Rent is due and the landlord’s man prowls outside like an enraged bear.
This is a monthly routine started once Stella sold the place to the new owner. I should be used to it. And the super should be used to the idea that I don’t yet have rent to pay him.
And here I sit on my muted-colored rug listening to his voice roar through the fan.
I want to tell him I really do have a job again and he’ll get his money when I get mine, but I’m scared even to do that. Money had been sparse since I left the band.
It rained last night. So the air is fresh and clean this morning, like air near the sea, and I wish I was on the beach listening to the ocean’s roar rather than my landlord, feeling the sun scorch my skin.
I heard the cry of a gull – not from the ocean, but from the nearby river – and it is filled with despair. And I see it in my head as it dives towards the surface of the water to dip its beak into the ocean surface. I pretend the fan swish is the swish of its wings. I even envy it a little as it comes up with its silver fish for breakfast.
But I am not near the ocean, but here in Passaic, getting ready for my morning jog along the river.

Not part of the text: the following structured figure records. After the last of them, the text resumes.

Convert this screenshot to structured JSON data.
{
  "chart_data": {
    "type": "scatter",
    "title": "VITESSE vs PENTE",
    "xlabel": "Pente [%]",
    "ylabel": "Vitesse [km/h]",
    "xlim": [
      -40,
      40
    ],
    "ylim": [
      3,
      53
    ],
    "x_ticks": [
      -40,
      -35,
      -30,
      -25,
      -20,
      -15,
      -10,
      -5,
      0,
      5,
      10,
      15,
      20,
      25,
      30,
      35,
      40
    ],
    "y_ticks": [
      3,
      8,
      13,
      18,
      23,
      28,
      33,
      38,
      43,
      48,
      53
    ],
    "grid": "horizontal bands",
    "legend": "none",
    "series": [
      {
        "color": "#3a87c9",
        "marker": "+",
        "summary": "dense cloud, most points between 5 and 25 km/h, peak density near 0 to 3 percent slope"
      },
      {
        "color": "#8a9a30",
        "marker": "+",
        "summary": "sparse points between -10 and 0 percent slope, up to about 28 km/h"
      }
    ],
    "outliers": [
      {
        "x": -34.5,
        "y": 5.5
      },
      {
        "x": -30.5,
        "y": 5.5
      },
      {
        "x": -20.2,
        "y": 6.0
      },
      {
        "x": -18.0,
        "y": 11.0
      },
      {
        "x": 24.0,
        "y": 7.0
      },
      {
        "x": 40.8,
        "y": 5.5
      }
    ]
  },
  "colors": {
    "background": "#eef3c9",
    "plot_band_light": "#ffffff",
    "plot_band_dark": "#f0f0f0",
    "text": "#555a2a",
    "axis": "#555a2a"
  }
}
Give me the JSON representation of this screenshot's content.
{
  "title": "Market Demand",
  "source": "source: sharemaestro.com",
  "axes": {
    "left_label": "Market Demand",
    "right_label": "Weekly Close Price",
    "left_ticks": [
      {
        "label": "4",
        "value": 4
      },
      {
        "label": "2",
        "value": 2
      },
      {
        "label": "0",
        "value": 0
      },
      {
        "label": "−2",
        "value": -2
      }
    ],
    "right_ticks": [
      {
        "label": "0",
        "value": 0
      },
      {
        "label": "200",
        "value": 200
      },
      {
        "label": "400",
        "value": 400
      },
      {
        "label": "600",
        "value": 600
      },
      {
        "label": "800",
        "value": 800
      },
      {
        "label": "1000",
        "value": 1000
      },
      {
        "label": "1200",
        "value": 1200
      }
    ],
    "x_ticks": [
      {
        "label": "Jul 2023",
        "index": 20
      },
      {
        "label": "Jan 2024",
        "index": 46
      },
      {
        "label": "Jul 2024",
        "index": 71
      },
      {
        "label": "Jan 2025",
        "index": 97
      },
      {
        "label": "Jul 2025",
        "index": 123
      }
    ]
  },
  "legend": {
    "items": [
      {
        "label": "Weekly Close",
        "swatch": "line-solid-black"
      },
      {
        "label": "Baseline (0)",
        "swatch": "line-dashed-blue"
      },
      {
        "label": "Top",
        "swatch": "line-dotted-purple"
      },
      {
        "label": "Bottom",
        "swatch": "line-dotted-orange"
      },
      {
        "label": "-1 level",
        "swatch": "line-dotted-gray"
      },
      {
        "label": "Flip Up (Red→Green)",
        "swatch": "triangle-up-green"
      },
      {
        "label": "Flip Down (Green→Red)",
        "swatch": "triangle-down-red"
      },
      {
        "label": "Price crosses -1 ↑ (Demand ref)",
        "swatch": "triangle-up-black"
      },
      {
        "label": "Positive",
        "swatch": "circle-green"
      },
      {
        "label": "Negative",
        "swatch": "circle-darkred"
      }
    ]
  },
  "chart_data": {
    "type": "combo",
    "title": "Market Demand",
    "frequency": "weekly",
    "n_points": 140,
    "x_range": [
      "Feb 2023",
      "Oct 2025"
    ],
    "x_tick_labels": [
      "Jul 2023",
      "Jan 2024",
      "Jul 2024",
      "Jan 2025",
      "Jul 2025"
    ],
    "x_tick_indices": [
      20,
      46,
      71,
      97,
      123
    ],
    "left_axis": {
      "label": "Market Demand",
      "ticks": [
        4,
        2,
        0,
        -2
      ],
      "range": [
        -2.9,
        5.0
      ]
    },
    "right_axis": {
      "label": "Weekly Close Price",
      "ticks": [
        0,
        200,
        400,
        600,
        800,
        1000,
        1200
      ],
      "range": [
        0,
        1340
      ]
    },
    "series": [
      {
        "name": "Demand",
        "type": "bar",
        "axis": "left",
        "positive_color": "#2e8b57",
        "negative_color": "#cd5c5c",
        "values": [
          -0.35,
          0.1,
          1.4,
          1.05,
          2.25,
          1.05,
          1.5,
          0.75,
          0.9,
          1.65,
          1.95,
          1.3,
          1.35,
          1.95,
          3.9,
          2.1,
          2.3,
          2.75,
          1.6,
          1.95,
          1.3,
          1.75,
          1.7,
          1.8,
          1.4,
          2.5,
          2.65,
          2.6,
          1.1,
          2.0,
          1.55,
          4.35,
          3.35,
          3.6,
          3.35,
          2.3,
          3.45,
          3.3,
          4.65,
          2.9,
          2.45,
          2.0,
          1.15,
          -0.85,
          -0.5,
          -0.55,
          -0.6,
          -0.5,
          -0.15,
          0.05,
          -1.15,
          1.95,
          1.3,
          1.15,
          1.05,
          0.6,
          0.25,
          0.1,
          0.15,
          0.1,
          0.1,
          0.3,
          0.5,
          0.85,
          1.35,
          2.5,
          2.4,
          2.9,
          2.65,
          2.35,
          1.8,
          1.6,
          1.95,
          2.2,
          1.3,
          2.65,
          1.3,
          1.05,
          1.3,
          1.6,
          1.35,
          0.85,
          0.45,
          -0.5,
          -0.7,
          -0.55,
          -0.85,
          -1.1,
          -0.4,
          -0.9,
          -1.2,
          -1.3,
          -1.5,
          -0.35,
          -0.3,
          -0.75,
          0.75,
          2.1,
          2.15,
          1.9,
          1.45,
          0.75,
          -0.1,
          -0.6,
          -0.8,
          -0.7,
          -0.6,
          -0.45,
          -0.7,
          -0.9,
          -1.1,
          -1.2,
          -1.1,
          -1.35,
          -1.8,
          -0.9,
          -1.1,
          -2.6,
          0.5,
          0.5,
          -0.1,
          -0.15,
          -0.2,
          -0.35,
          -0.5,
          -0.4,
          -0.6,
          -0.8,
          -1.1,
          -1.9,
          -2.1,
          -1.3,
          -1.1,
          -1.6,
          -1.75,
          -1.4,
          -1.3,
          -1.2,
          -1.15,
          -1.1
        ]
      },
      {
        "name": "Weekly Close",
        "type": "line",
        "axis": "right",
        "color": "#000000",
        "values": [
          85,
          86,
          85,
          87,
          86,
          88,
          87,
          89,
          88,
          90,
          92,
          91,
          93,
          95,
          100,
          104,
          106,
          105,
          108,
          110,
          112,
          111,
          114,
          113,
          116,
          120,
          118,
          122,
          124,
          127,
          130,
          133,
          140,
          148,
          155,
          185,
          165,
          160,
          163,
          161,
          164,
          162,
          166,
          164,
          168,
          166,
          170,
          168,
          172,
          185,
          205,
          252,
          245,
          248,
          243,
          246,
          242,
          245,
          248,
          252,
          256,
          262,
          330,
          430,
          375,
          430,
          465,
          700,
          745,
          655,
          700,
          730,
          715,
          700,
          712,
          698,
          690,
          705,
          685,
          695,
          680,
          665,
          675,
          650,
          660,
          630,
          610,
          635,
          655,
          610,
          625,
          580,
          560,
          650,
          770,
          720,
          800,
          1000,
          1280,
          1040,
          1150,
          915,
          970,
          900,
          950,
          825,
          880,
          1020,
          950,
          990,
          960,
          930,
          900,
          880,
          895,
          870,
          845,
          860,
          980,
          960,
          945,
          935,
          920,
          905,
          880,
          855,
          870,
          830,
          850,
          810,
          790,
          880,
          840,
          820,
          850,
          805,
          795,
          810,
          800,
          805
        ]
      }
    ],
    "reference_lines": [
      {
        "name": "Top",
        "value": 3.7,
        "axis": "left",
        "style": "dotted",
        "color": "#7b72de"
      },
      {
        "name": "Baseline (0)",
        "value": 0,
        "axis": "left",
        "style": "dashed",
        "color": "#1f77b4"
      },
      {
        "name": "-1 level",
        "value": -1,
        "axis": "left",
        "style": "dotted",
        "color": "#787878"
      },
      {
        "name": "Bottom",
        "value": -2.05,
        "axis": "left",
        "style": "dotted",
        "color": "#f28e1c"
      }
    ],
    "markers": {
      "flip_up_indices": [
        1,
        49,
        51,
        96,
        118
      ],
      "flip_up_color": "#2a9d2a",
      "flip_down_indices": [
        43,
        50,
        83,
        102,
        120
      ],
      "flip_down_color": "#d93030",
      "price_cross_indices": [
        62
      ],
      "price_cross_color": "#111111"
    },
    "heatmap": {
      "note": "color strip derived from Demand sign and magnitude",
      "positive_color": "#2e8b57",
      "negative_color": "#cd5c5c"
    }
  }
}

I think of my job at Two Guys, and oddly, of a quiet girl named Ellen, a sweet, yet lonely girl who runs the pet department. This fits her personality.

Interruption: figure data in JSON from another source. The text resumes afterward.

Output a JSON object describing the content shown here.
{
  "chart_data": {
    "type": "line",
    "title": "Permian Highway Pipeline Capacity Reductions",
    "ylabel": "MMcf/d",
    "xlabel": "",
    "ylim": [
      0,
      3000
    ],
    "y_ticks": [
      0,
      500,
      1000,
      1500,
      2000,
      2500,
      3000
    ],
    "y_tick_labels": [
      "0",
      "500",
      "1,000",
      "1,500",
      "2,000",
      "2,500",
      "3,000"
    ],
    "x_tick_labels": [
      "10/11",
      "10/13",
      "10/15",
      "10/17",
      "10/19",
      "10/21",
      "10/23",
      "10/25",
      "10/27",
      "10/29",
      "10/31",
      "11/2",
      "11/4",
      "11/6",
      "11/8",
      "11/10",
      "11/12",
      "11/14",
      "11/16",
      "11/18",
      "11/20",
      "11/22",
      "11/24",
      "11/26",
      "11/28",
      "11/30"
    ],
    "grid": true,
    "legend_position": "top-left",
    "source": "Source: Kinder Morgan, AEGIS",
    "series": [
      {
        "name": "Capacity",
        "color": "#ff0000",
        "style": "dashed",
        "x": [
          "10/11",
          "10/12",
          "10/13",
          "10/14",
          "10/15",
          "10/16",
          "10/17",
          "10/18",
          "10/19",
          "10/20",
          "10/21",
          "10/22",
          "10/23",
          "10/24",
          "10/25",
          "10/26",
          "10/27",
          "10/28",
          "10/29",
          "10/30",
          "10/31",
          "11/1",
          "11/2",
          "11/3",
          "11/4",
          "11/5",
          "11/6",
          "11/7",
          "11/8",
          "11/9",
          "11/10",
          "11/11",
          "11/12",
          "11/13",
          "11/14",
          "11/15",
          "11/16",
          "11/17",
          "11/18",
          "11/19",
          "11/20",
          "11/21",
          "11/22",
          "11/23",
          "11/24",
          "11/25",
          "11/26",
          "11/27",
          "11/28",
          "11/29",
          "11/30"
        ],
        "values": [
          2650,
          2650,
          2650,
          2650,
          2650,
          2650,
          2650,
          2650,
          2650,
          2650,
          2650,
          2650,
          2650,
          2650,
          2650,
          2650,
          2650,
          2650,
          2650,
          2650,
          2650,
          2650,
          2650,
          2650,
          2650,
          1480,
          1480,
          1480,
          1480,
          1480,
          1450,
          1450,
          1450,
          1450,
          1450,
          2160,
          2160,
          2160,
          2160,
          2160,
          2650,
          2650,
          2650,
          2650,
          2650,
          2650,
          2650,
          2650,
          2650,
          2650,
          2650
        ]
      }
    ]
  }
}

She comes from an old fashioned local family, who might find her interest in men at the store a little disturbing. Even she feels a little put off, trying to balance her desire with her need for restraint.
She looks like the all American girl with her shoulder length hair and her polished nails. But she always wears a pull over blouse that is far too tight, drawing a lot of cautious stares from the warehouse crew, who also eye the wedding ring she wears – although she has no husband to go along with it. This is a defense against the good time boys who hit on every woman in the place, hoping to get lucky.  But they’re scared of her, partly because she seems to see them the way she seems the pets she keeps, looking to put them in a cage. They say hello to her, but they keep their distance, and word has gotten around that she is “the serious type.” She wants marriage and won’t settle for anything less.
She constantly talks about her father, “that wondrous man” who guide her life.
The psychologist from the office claims she’s looking for a father image, and she laughs when she hears this.
“No, not really,” she says. “I’m just looking for someone with a big heart.”